On the question of wording, I agree that wording should be clear and precise, but at the same time has to be possible to implement. This is always a matter of lawmaking technique. As a lawyer I understand all of this. We must avoid extremes. We must not create totally casuistic wording that would require absolutely colossal efforts from the police to be implemented and cause them to turn endless circles and find now way in and no way out. That would be one extreme.

But equally dangerous is ‘elastic’ wording, descriptive wording that can be stretched to cover any circumstances and does not provide clear regulation of action. The whole problem is to find the golden mean on issues such as police officers’ right to enter premises. The police force must have such powers after all, otherwise what kind of police force is it? We are not talking about a people’s militia after all, but representatives of the state authorities. The same goes for the right to demand to see an ID. But you are right, such demands must be justified, and this procedure must be regulated. This is a question of lawmaking skill. I think it is right that you raise this issue and we will continue to work on it.

On the question of human resources, most of the people working in the police force are worthy and excellent people who perform their duties at the risk of their lives.

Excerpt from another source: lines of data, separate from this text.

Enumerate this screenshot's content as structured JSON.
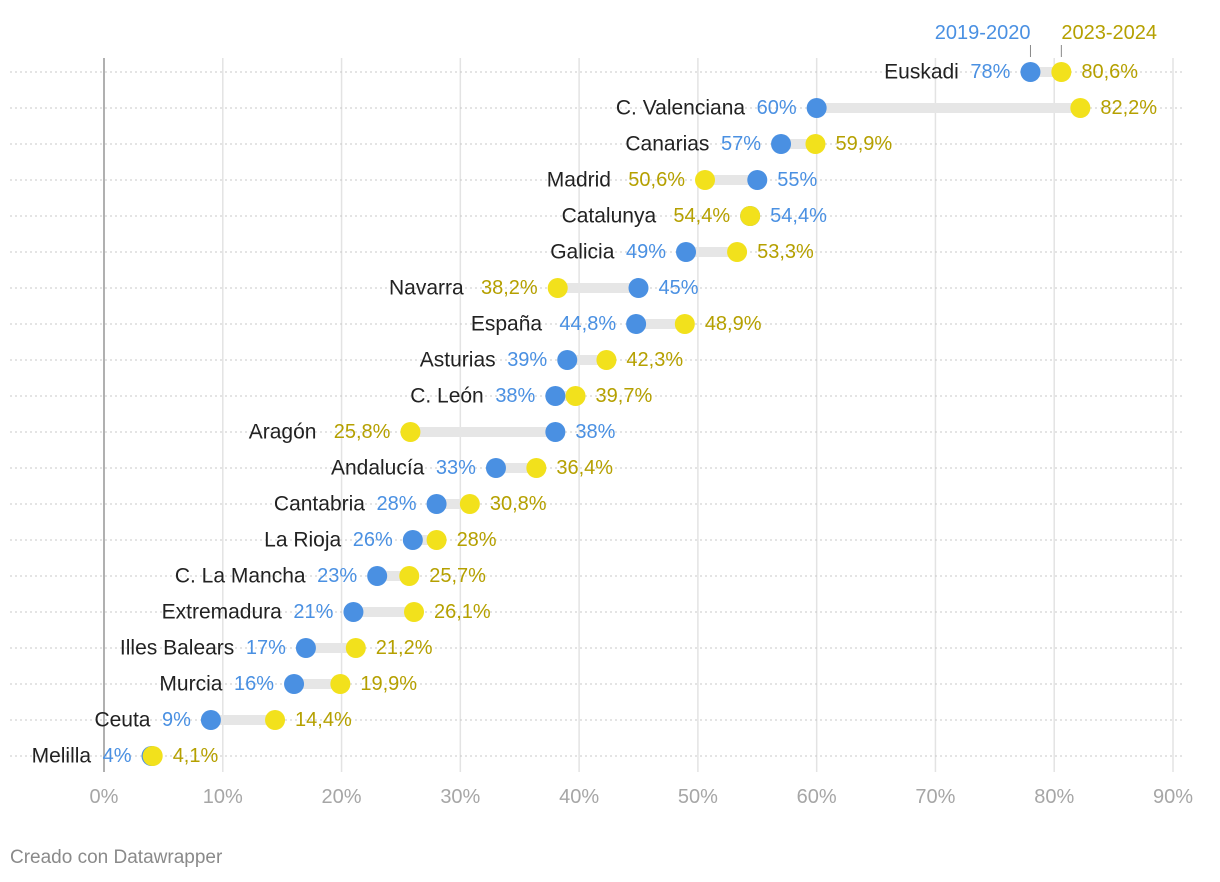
{
  "chart_data": {
    "type": "dumbbell",
    "legend": [
      "2019-2020",
      "2023-2024"
    ],
    "colors": {
      "start": "#4a90e2",
      "end": "#f2e11c",
      "start_label": "#4a90e2",
      "end_label": "#b5a000",
      "connector": "#e6e6e6"
    },
    "xlim": [
      0,
      90
    ],
    "xticks": [
      "0%",
      "10%",
      "20%",
      "30%",
      "40%",
      "50%",
      "60%",
      "70%",
      "80%",
      "90%"
    ],
    "rows": [
      {
        "name": "Euskadi",
        "v1": 78,
        "v2": 80.6,
        "l1": "78%",
        "l2": "80,6%"
      },
      {
        "name": "C. Valenciana",
        "v1": 60,
        "v2": 82.2,
        "l1": "60%",
        "l2": "82,2%"
      },
      {
        "name": "Canarias",
        "v1": 57,
        "v2": 59.9,
        "l1": "57%",
        "l2": "59,9%"
      },
      {
        "name": "Madrid",
        "v1": 55,
        "v2": 50.6,
        "l1": "55%",
        "l2": "50,6%"
      },
      {
        "name": "Catalunya",
        "v1": 54.4,
        "v2": 54.4,
        "l1": "54,4%",
        "l2": "54,4%"
      },
      {
        "name": "Galicia",
        "v1": 49,
        "v2": 53.3,
        "l1": "49%",
        "l2": "53,3%"
      },
      {
        "name": "Navarra",
        "v1": 45,
        "v2": 38.2,
        "l1": "45%",
        "l2": "38,2%"
      },
      {
        "name": "España",
        "v1": 44.8,
        "v2": 48.9,
        "l1": "44,8%",
        "l2": "48,9%"
      },
      {
        "name": "Asturias",
        "v1": 39,
        "v2": 42.3,
        "l1": "39%",
        "l2": "42,3%"
      },
      {
        "name": "C. León",
        "v1": 38,
        "v2": 39.7,
        "l1": "38%",
        "l2": "39,7%"
      },
      {
        "name": "Aragón",
        "v1": 38,
        "v2": 25.8,
        "l1": "38%",
        "l2": "25,8%"
      },
      {
        "name": "Andalucía",
        "v1": 33,
        "v2": 36.4,
        "l1": "33%",
        "l2": "36,4%"
      },
      {
        "name": "Cantabria",
        "v1": 28,
        "v2": 30.8,
        "l1": "28%",
        "l2": "30,8%"
      },
      {
        "name": "La Rioja",
        "v1": 26,
        "v2": 28,
        "l1": "26%",
        "l2": "28%"
      },
      {
        "name": "C. La Mancha",
        "v1": 23,
        "v2": 25.7,
        "l1": "23%",
        "l2": "25,7%"
      },
      {
        "name": "Extremadura",
        "v1": 21,
        "v2": 26.1,
        "l1": "21%",
        "l2": "26,1%"
      },
      {
        "name": "Illes Balears",
        "v1": 17,
        "v2": 21.2,
        "l1": "17%",
        "l2": "21,2%"
      },
      {
        "name": "Murcia",
        "v1": 16,
        "v2": 19.9,
        "l1": "16%",
        "l2": "19,9%"
      },
      {
        "name": "Ceuta",
        "v1": 9,
        "v2": 14.4,
        "l1": "9%",
        "l2": "14,4%"
      },
      {
        "name": "Melilla",
        "v1": 4,
        "v2": 4.1,
        "l1": "4%",
        "l2": "4,1%"
      }
    ]
  },
  "credit": "Creado con Datawrapper"
}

I have many such friends and acquaintances working in the police force. There are also people unworthy of their jobs, criminals, but this is true not only of the police force. Among all public servants we find worthy people and we find others, who commit crimes.

Of course, we cannot change everything overnight. Active discussion is underway on this subject at the moment, as is the renaming question. But our aim is not simply to change the name. This is more of an end result, a symbolic thing. We set this goal when the law’s provisions were drafted and the law’s name was changed. This is secondary, of course, compared to the content, rights and obligations, and status of police officers, and secondary for the public too.

But the law itself has a rule in the final article on procedures for joining the police force. Incidentally, our colleagues in Mari El proposed a more radical version than what we have here. They proposed first of all removing everyone from the police force personnel lists and only then taking them on again as members of the new force. I mentioned this to the minister and said that we need to look into this idea, in order to have the possibility, say, of releasing those who have compromised themselves, say, especially given that in some areas we have not enough police officers, and in others we have too many. We plan cutbacks in accordance with the order that I signed, quite significant cutbacks, and it would make sense to do this in conjunction with the transition to the new status and the new system of work. So this is something we need to think about. I have already given the minister and other colleagues instructions on this matter.